September 12–November 27, 2005
There is a vague animosity among artists, curators and critics in the Middle East reserved for Mona Hatoum — a mix of envy for her fame and resentment for what is perceived as her tendency to market her “otherness” by reducing it to apolitical, ornamental gesture. But opportunities to critically engage her work — as physically present, not endlessly reproduced — are rare in the region. Rarer still are exhibitions of her early, experimental videos.
Before the ubiquity of her sculptural work — all those kitchen utensils made massive and menacing — Hatoum began her career as a spiky performance artist in a similar vein as Karen Finley and Janine Antoni. From smearing her naked body with clay to using an endoscopic camera to explore her every orifice, Hatoum moved from video as documentation to video as form in the 1980s.
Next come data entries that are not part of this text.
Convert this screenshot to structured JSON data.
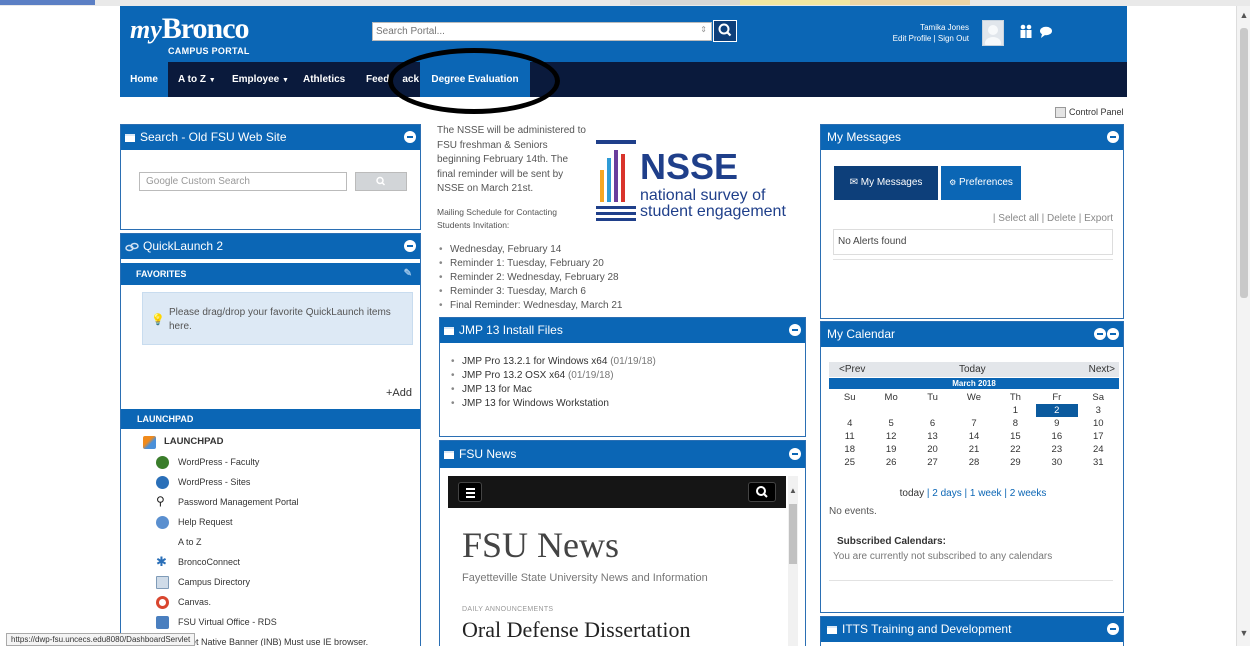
{
  "header": {
    "logo_my": "my",
    "logo_bronco": "Bronco",
    "logo_sub": "CAMPUS PORTAL",
    "search_placeholder": "Search Portal...",
    "user_name": "Tamika Jones",
    "user_links": "Edit Profile | Sign Out"
  },
  "nav": {
    "items": [
      "Home",
      "A to Z",
      "Employee",
      "Athletics",
      "Feedback",
      "Degree Evaluation"
    ],
    "feed_visible_left": "Feed",
    "feed_visible_right": "ack"
  },
  "control_panel": "Control Panel",
  "search_old": {
    "title": "Search - Old FSU Web Site",
    "placeholder": "Google Custom Search"
  },
  "quicklaunch": {
    "title": "QuickLaunch 2",
    "favorites": "FAVORITES",
    "drag_hint": "Please drag/drop your favorite QuickLaunch items here.",
    "add": "+Add",
    "launchpad_bar": "LAUNCHPAD",
    "launchpad_heading": "LAUNCHPAD",
    "items": [
      "WordPress - Faculty",
      "WordPress - Sites",
      "Password Management Portal",
      "Help Request",
      "A to Z",
      "BroncoConnect",
      "Campus Directory",
      "Canvas.",
      "FSU Virtual Office - RDS",
      "rnet Native Banner (INB) Must use IE browser."
    ]
  },
  "nsse": {
    "intro": "The NSSE will be administered to FSU freshman & Seniors beginning February 14th. The final reminder will be sent by NSSE on March 21st.",
    "mailing": "Mailing Schedule for Contacting Students Invitation:",
    "schedule": [
      "Wednesday, February 14",
      "Reminder 1:  Tuesday, February 20",
      "Reminder 2:  Wednesday, February 28",
      "Reminder 3:  Tuesday, March 6",
      "Final Reminder:  Wednesday, March 21"
    ],
    "logo_title": "NSSE",
    "logo_line1": "national survey of",
    "logo_line2": "student engagement"
  },
  "jmp": {
    "title": "JMP 13 Install Files",
    "items": [
      {
        "text": "JMP Pro 13.2.1 for Windows x64",
        "date": " (01/19/18)"
      },
      {
        "text": "JMP Pro 13.2 OSX x64",
        "date": " (01/19/18)"
      },
      {
        "text": "JMP 13 for Mac",
        "date": ""
      },
      {
        "text": "JMP 13 for Windows Workstation",
        "date": ""
      }
    ]
  },
  "fsu_news": {
    "title": "FSU News",
    "headline": "FSU News",
    "subtitle": "Fayetteville State University News and Information",
    "kicker": "DAILY ANNOUNCEMENTS",
    "story": "Oral Defense Dissertation"
  },
  "messages": {
    "title": "My Messages",
    "tab_messages": "My Messages",
    "tab_preferences": "Preferences",
    "actions": "| Select all  |  Delete  |  Export",
    "empty": "No Alerts found"
  },
  "calendar": {
    "title": "My Calendar",
    "prev": "<Prev",
    "today": "Today",
    "next": "Next>",
    "month": "March 2018",
    "weekdays": [
      "Su",
      "Mo",
      "Tu",
      "We",
      "Th",
      "Fr",
      "Sa"
    ],
    "weeks": [
      [
        "",
        "",
        "",
        "",
        "1",
        "2",
        "3"
      ],
      [
        "4",
        "5",
        "6",
        "7",
        "8",
        "9",
        "10"
      ],
      [
        "11",
        "12",
        "13",
        "14",
        "15",
        "16",
        "17"
      ],
      [
        "18",
        "19",
        "20",
        "21",
        "22",
        "23",
        "24"
      ],
      [
        "25",
        "26",
        "27",
        "28",
        "29",
        "30",
        "31"
      ]
    ],
    "selected": "2",
    "range_today": "today",
    "range_rest": " | 2 days | 1 week | 2 weeks",
    "no_events": "No events.",
    "subscribed_title": "Subscribed Calendars:",
    "subscribed_text": "You are currently not subscribed to any calendars"
  },
  "itts": {
    "title": "ITTS Training and Development"
  },
  "status_url": "https://dwp-fsu.uncecs.edu8080/DashboardServlet",
  "colors": {
    "primary": "#0b66b5",
    "nav": "#0a1a3c",
    "tab_dark": "#0d3f7a"
  }
}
Much has been made of ambiguity in her work. In her sculptures, that ambiguity is a quick and easy punch line (look, it’s a huge mouli julienne, scary!). In her earlier videos and performances, ambiguity manifests itself in technological innovation and a refreshing crudeness of form. These works are messy, untidy things — and compelling to behold.
Darat al-Funun in Amman has two early videos in its permanent collection, So Much I Want to Say (1983-) and Measures of Distance (1988). This fall, the foundation mounted an exhibition to support the first public screening of the former (It was the first time Hatoum’s work had been shown in Jordan at all).
Recorded as a satellite transmission of a slowscan exchange between Vancouver and Vienna in 1983, So Much I Want to Say features Hatoum’s voice repeating the title line at an even speed, while an image of her face and a woman’s face being gagged by a man’s hands freezes and updates in a top-to-bottom sweep every eight seconds. Her expression shifts with each sweep, from fear to desperation to defiance, suggesting the trace of a narrative but leaving it caught like a stutter in the throat. The disjunction between sound and image suggests dislocation, separation, the impossibility of bridging distances and communication breakdown. The video makes use of technology but at the same time exposes its failures. That it looks and sounds so dated now adds another layer of resonance — how quaint the slowscan in an age of Skype.
Sometimes a shift in the geographic context in which an artwork is shown is only additive and not constitutional. To bring Hatoum’s work to Jordan may dull some of the western art historical references (such as her debt to ’70s era feminist performance artists, Surrealism and Duchamp), without losing much. But a shift in sociopolitical context works the other way around. Darat al-Funun director Suha Shoman hasn’t shown Measures of Distance publicly, at least not yet anyway, perhaps because an audience of Arabic speakers will be able to pick up on nuances that are inaccessible to non-Arabic speakers. Shoman worries that those linguistic nuances may be problematic.
The mesh that makes up Measures of Distance starts with Hatoum’s voice over narration as she reads an English translation of an epistolary correspondence with her mother about when Hatoum photographed her body and recorded her voice in the bathroom of their home in Beirut, an incident that outraged Hatoum’s father. On screen are the nude photographs, overlain with the text of the letters in Arabic (a layering that could, of course, be read as overly or cheaply exotic: a veil of script that reveals as it obscures, a gesture that may well detract from the work in dulling its bluntness).
Behind all this is the initial conversation, also in Arabic but untranslated and unsubtitled, visceral in its discussion of sex and marriage, men and women, parents and children. To grasp all of these elements at once adds new meaning and fullness.
Simultaneous to the Hatoum screening, Darat al-Funun held a smaller exhibition for the architect and artist Sahel al-Hiyari. Born in Damascus, based in Amman, Hiyari recently completed a major renovation to the foundation’s exterior facade. Made from steel and concrete, it adds a decidedly contemporary layer to a site with ruins dating back the sixth century. To celebrate the new facade, he built a room to showcase ten years’ worth of architectural projects.
Painted entirely black, the room houses a series of back-lit filtered (layers removed, put on film like a transparency or negative) drawings along one wall and an arrangement of stark white maquettes of architectural projects, buildings, houses and more along the other. Both rows seem to levitate in the space, highlighting line and composition on one side, form and volume on the other.
Hiyari is unique among his peers in his modesty (working with low budgets and self-imposed limitations), his desire to recycle existing building stock (meaning a necessary engagement with the shabby concrete blocks that characterize Amman’s rapid urbanization), and his insistence on nesting his buildings into their environments. At a time when most architects are bent on erecting signature icons, Hiyari is building, for example, a low-lying house in North Yemen with a shape congruent to the surrounding hills, and a pair of midrise apartment buildings in Kuwait City marked by a double façade of aluminum panels. In the end, the diversity of design solutions on view served as an object lesson on a range of regional architectures and provided for a telling insight into Hiyari’s creative process.